Ya Tanrı’yı kimler kullanmış?

Gerilere gitmeye ne hacet!.. Ne demiş Türkiye’deki Nurcuların önderi Mehmet Kutlular: ’’- 28 Şubat sürecinin planları Gölcük’teki Deniz Kuvvetleri’nde yapıldı. Depremin üssü de orası. Depremin olmasında başörtülü öğrencilerin okullara alınmaması da rol oynadı…’’ Hem de bunları camide, Said-i Nursi için düzenlenen mevlitte söylemiş.

Türkiye’deki Nurcuların aslında iki önderi var. Birisi Mehmet Kutlular, ötekisi ise Fethullah Gülen.

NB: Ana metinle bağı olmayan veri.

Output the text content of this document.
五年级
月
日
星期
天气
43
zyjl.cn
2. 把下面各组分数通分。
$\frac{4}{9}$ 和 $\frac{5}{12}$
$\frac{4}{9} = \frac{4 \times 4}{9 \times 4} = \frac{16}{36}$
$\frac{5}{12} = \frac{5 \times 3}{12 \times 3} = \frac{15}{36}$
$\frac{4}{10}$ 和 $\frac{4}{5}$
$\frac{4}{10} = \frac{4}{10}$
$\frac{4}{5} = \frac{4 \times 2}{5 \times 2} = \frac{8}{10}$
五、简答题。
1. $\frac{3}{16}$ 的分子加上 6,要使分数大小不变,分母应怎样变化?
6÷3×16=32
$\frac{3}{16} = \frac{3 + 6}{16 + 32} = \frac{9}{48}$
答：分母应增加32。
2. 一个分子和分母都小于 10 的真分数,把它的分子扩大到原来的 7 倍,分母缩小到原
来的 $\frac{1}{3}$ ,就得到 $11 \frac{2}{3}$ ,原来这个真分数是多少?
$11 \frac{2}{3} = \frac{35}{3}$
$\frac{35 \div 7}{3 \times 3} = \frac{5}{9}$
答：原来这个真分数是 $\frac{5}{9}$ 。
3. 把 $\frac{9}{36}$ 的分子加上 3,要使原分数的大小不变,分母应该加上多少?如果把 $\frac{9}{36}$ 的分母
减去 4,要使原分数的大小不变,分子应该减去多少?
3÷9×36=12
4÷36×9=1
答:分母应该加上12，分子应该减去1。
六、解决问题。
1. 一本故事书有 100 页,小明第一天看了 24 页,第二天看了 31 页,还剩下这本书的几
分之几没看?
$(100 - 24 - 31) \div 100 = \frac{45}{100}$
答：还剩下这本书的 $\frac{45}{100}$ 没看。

Said-i Nursi Atatürk’ü “deccal” ilan etmiş. Cumhuriyete karşı savaş vermiş. Ama ilkin Demokrat Parti’yi yönetenlerden, arkasından da Sayın Demirel ’den büyük saygı görmüş. ’’İade-i itibar’’ ı sağlanmış. Derken sahneye Prof. Şerif Mardin gibi, özellikle Amerikalılar nezdinde büyük saygınlığı olan bilim adamları çıkmışlar. Said-i Nursi’yi peygamberlik düzeyine çıkaran, mucizeler yarattığını öne süren, ’’Anadolu aydınlanmasının öncüsü’’ gibi gösteren, övücü kaynakları alıp karşıt kaynaklara sırt çeviren, çok ’’bilimsel’’ (!) incelemeler döktürmüşler.

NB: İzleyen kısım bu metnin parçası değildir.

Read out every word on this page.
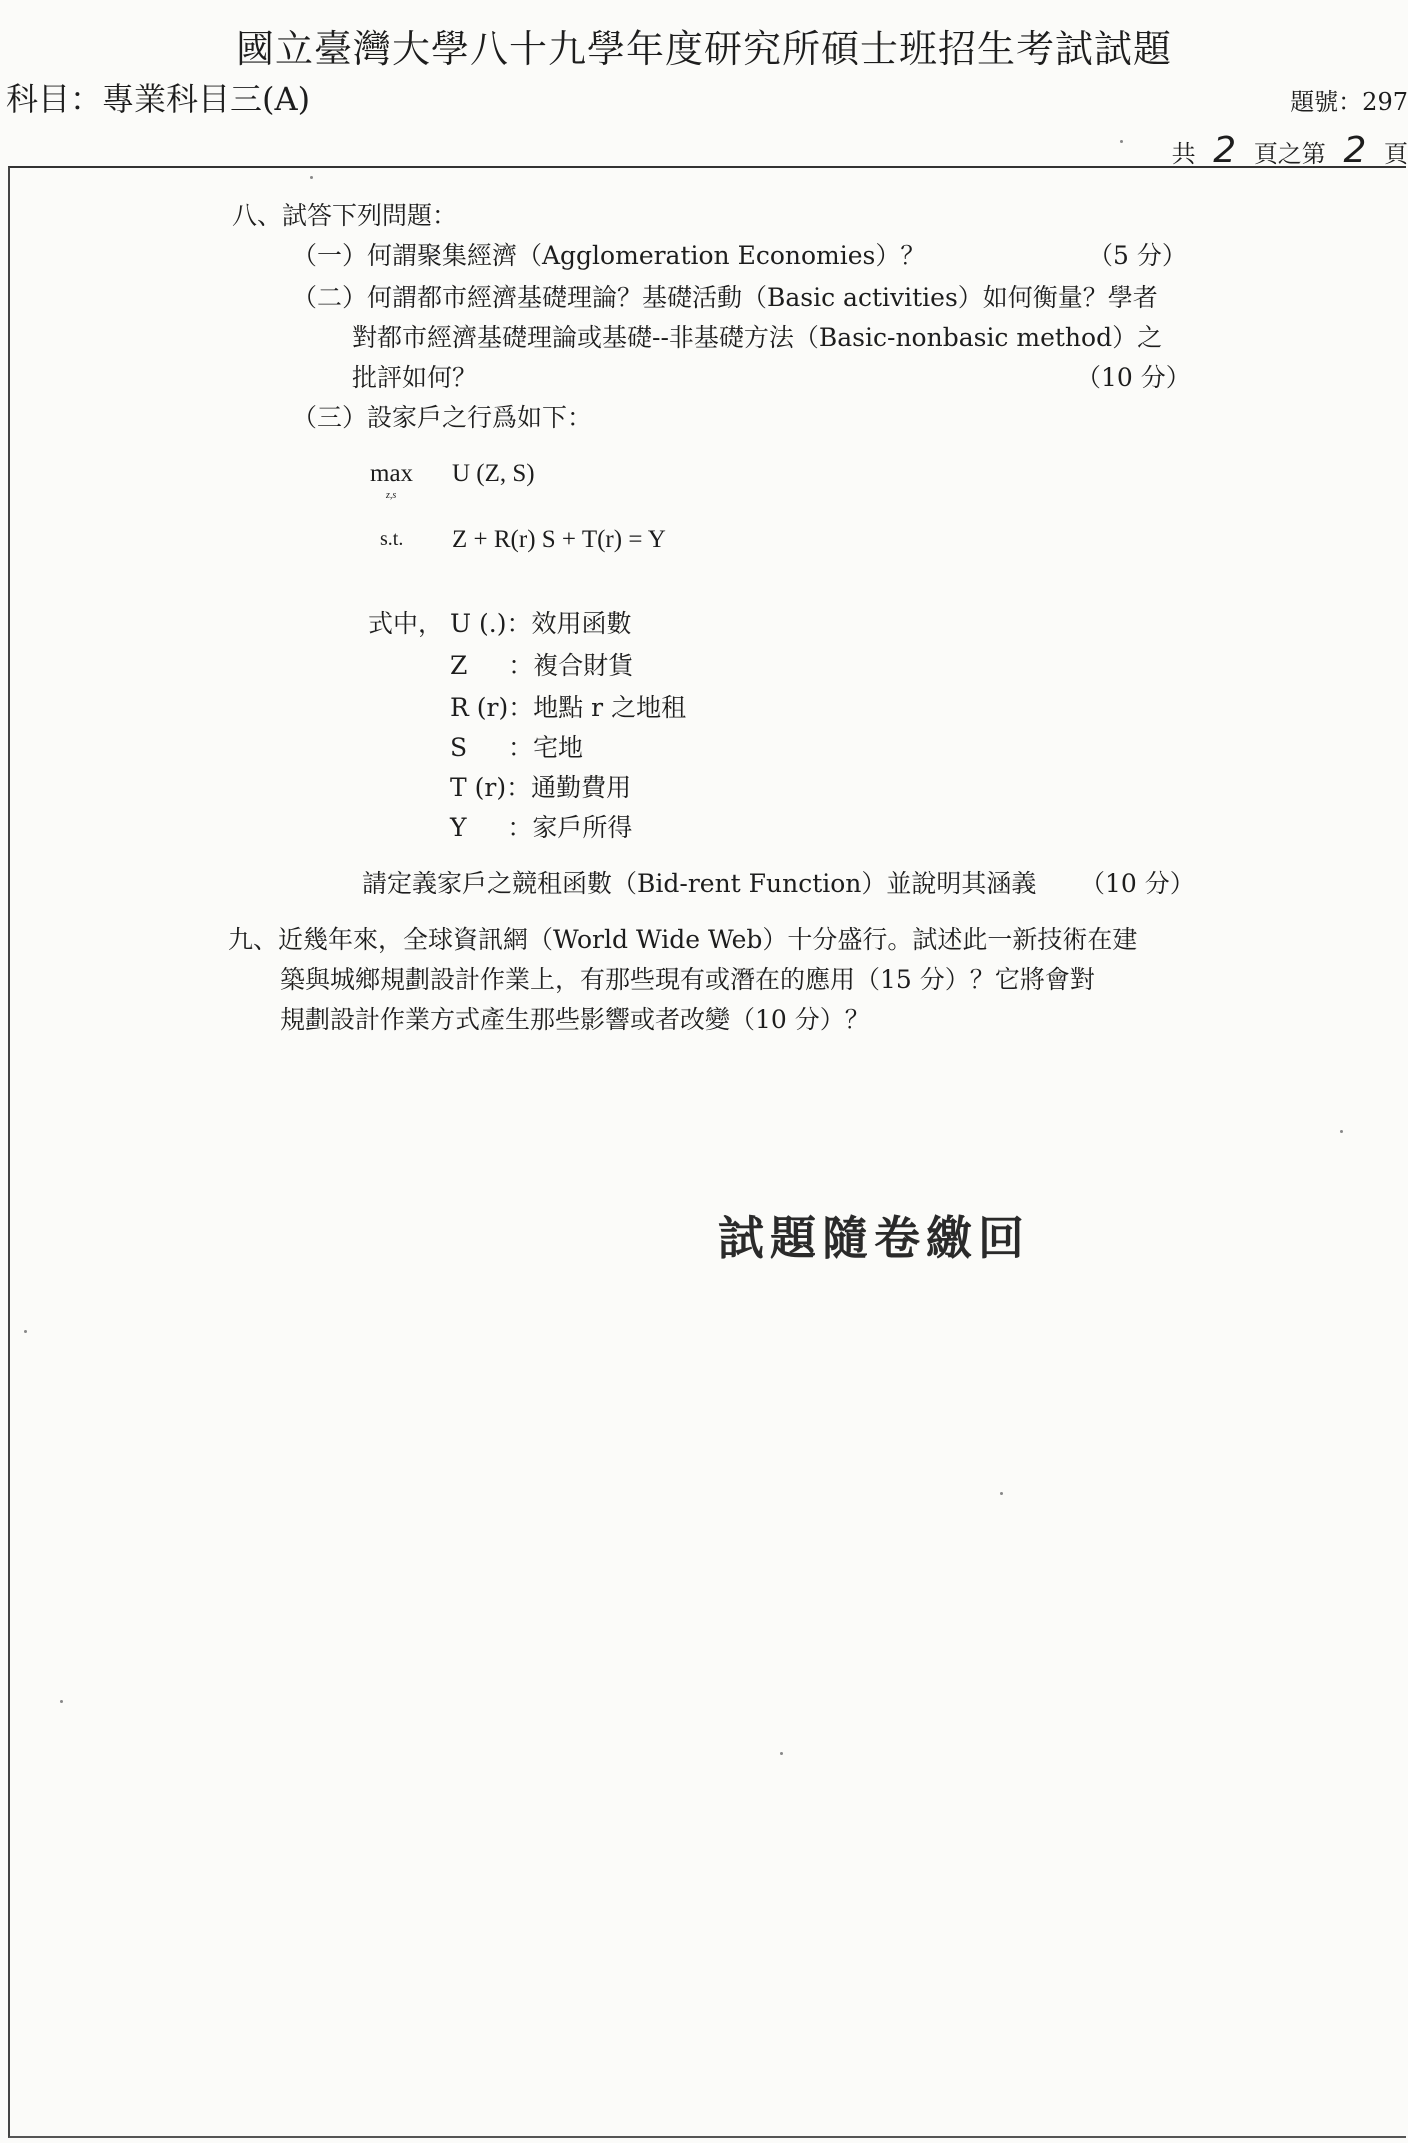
國立臺灣大學八十九學年度研究所碩士班招生考試試題
科目：專業科目三(A)	題號：297
共 2 頁之第 2 頁
八、試答下列問題：
（一）何謂聚集經濟（Agglomeration Economies）？	（5 分）
（二）何謂都市經濟基礎理論？基礎活動（Basic activities）如何衡量？學者
對都市經濟基礎理論或基礎--非基礎方法（Basic-nonbasic method）之
批評如何？	（10 分）
（三）設家戶之行爲如下：
max
z,s
U (Z, S)
s.t. Z + R(r) S + T(r) = Y
式中， U (.)：效用函數
Z 　 ：複合財貨
R (r)：地點 r 之地租
S 　 ：宅地
T (r)：通勤費用
Y 　 ：家戶所得
請定義家戶之競租函數（Bid-rent Function）並說明其涵義 （10 分）
九、近幾年來，全球資訊網（World Wide Web）十分盛行。試述此一新技術在建
築與城鄉規劃設計作業上，有那些現有或潛在的應用（15 分）？它將會對
規劃設計作業方式產生那些影響或者改變（10 分）？
試題隨卷繳回
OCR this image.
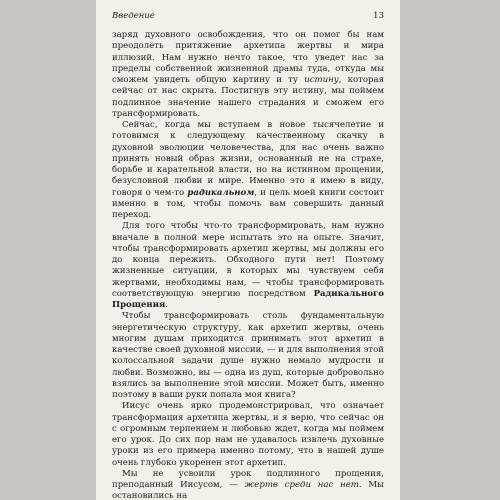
Введение	13

заряд духовного освобождения, что он помог бы нам преодолеть притяжение архетипа жертвы и мира иллюзий. Нам нужно нечто такое, что уведет нас за пределы собственной жизненной драмы туда, откуда мы сможем увидеть общую картину и ту истину, которая сейчас от нас скрыта. Постигнув эту истину, мы поймем подлинное значение нашего страдания и сможем его трансформировать.

Сейчас, когда мы вступаем в новое тысячелетие и готовимся к следующему качественному скачку в духовной эволюции человечества, для нас очень важно принять новый образ жизни, основанный не на страхе, борьбе и карательной власти, но на истинном прощении, безусловной любви и мире. Именно это я имею в виду, говоря о чем-то радикальном, и цель моей книги состоит именно в том, чтобы помочь вам совершить данный переход.

Для того чтобы что-то трансформировать, нам нужно вначале в полной мере испытать это на опыте. Значит, чтобы трансформировать архетип жертвы, мы должны его до конца пережить. Обходного пути нет! Поэтому жизненные ситуации, в которых мы чувствуем себя жертвами, необходимы нам, — чтобы трансформировать соответствующую энергию посредством Радикального Прощения.

Чтобы трансформировать столь фундаментальную энергетическую структуру, как архетип жертвы, очень многим душам приходится принимать этот архетип в качестве своей духовной миссии, — и для выполнения этой колоссальной задачи душе нужно немало мудрости и любви. Возможно, вы — одна из душ, которые добровольно взялись за выполнение этой миссии. Может быть, именно поэтому в ваши руки попала моя книга?

Иисус очень ярко продемонстрировал, что означает трансформация архетипа жертвы, и я верю, что сейчас он с огромным терпением и любовью ждет, когда мы поймем его урок. До сих пор нам не удавалось извлечь духовные уроки из его примера именно потому, что в нашей душе очень глубоко укоренен этот архетип.

Мы не усвоили урок подлинного прощения, преподанный Иисусом, — жертв среди нас нет. Мы остановились на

Ardından, Sayın Mardin’in Türkiye Bilimler Akademisi’ne üye yapılması için baskılar başlamış. İç ve ’’dış’’ baskılar… Özellikle de basındaki bazı numaracı cumhuriyetçiler tarafından desteklenen ve körüklenen baskılar.

Ve bu arada Fethullah Hoca almış başını gitmiş. Işık evleri.. Öğrenci yurtları.. Özel okullar.. Devletin köşe başlarına kadar uzanan bir imparatorluk.. Devletin okullarına devletçe ’’tavsiye’’ edilen cumhuriyet ve çağ karşıtı kitaplar. Papa ile sağlanan görüşme.. Devletin dış temsilcilerince havaalanlarında karşılanmalar.. Elçiliklerde konuk edilmeler. Niçin? ’’Ilımlı İslam’’ olduğu için. Müslümanları ’’cumhuriyet ile barıştıracağı’’ için!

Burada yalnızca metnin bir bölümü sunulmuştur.